Since this has been my second day of tirelessly browsing and roasting my brains out to find an answer (but in vain), I am posting a question to the following problem here:

Two pedestrians simultaneously head towards each other from two different locations. They meet 6 hours later. Together, they walked 76km in total. How much time does individual pedestrian need in order to walk 1km of path, if the first pedestrians walks this path of 1km one minute less than the other pedestrian?

I've tried solving it using a table. It has three columns (distance, rate and time) and two rows (pedestrian1, pedestrian2). The values for

• pedestrian1: $d$ (distance), $v$ (rate), $6$ (time)

• pedestrian2: $76 - d$ (distance), $v - 1/60$ (rate), $6$ (time)

Then, I've set two equations: $d = v * 6$ and $76-d = (v-1/60) * 6$ and added them together to produce $76 + 1/10 = 12v$ --> $v = 6.34$, which is wrong. The answers in the solutions are that the first pedestrians need 9 minutes per kilometer, while the second needs 10 minutes per kilometer.

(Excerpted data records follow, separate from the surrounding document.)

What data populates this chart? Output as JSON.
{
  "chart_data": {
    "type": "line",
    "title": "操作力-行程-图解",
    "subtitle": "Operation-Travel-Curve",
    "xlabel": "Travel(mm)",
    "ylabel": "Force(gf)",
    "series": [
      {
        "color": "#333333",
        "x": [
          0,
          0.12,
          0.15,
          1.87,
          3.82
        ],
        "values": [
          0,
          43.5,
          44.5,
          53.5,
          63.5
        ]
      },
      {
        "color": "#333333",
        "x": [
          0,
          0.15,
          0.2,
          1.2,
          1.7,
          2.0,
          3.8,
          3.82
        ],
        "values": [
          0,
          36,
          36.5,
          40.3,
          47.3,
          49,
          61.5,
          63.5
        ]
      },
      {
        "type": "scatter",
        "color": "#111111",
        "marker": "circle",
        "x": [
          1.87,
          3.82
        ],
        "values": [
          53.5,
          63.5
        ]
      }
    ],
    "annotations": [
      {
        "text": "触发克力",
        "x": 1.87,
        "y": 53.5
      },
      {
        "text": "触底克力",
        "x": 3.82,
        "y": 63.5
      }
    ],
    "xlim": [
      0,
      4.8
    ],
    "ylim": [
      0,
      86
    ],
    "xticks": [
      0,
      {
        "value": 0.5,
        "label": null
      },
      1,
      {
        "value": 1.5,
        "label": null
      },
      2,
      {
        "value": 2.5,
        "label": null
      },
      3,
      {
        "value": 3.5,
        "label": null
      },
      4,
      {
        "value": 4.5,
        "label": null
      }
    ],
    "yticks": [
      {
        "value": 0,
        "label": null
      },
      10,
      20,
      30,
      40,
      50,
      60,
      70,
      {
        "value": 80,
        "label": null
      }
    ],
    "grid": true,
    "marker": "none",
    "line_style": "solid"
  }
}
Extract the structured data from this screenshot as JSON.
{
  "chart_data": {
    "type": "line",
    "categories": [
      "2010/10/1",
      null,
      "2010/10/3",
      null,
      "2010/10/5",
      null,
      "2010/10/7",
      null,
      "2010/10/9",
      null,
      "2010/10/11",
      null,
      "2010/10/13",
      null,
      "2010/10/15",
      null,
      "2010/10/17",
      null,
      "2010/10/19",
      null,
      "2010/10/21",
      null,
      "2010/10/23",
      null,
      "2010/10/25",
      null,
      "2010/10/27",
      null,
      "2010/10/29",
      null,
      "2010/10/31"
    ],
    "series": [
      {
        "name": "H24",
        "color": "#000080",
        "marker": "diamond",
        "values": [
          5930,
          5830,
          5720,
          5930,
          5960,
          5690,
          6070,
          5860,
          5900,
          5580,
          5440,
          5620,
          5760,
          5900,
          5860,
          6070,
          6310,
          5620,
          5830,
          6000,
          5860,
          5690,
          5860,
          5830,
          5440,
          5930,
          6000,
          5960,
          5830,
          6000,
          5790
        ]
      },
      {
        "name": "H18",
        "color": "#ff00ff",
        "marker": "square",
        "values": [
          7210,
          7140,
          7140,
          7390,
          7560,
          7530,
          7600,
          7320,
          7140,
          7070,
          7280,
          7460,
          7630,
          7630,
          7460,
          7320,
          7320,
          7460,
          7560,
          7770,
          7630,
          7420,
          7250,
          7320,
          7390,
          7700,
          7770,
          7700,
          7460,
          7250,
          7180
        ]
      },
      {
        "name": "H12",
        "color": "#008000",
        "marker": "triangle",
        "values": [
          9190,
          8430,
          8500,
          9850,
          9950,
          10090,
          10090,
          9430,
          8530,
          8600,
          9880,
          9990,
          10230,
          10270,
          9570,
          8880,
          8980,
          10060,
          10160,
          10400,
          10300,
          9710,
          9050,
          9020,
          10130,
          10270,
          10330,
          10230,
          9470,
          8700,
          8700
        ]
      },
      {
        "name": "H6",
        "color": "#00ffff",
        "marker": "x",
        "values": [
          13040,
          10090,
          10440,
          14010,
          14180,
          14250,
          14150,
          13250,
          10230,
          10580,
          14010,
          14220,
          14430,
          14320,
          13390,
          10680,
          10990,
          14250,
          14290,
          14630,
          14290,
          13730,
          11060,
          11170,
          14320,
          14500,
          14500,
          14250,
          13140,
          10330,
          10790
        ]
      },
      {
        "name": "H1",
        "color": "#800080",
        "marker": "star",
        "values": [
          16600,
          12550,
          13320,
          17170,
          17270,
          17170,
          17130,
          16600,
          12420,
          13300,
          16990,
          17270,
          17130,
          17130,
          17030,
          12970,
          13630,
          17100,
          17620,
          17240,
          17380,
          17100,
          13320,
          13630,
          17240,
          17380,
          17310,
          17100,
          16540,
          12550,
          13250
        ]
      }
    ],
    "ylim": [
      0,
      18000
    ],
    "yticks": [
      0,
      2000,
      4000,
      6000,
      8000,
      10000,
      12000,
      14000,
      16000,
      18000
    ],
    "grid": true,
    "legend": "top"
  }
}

Thank you for the time taken.

Answer 1

Using the formula $t=d/v$, you can write down two equations from the statements in the problem. The first says that by combining their speeds, the two pedestrians cover the 76 km in six hours: $${76 \text{ km}\over v_1+v_2} = 6\text{ hr}\cdot60\text{ min/hr}.$$ I’m measuring the speeds in km/min, so the time is converted into minutes. The second fact is that it takes the second pedestrian one more minute than the first to cover 1 km, so you have $$\frac1{v_1}+1=\frac1{v_2}.$$ Solve the two equations for $v_1$ and $v_2$ and then compute $1/v_1$ and $1/v_2=1/v_1+1$, or substitute $t_1=1/v_1$ and $t_2=1/v_2$ into the two equations and solve for the times directly. There will be two solutions to this system of equations, but one of them doesn’t make physical sense for this problem, so that one will be rejected.

Answer 2

Your $v-\frac 1{60}$ for the slower one is incorrect. You are measuring $v$ in km/hour. If the first one walks $v$ km/hour, he takes $\frac {60}v$ minutes to walk $1$ km. The second one takes $\frac {60}v-1$ minutes to walk $1$ km. His speed is then $\frac {60}{\frac {60}v-1}=\frac {60v}{60-v}$ km/hour. We then get $$76=6v+6\cdot \frac {60v}{60-v}$$

Answer 3

I am answering because I do not have comment ability yet. I am getting 9.06 min for one time. Here is the problem, are you trying to get time or rate? There are not the same thing. You quote a v = 6.34 with no units. So I will reproduce what you have with slightly different notation.

d1 + d2 = 76km

d1 = v1*T

d2 = v2*T

T = 6h = 360min

v1 = 1km/t

v2 = 1km/(t-1min)

Putting together...

1/t + 1/(t-1min) = 76/360

This leads to

19*t^2 - 180*t + 71 = 0 (steps suppressed)

The + answer is ~9.06 min, the other is less than half a min. Based on this can you find a discrepancy between your approach and mine? Baring errors does mine match your expected result?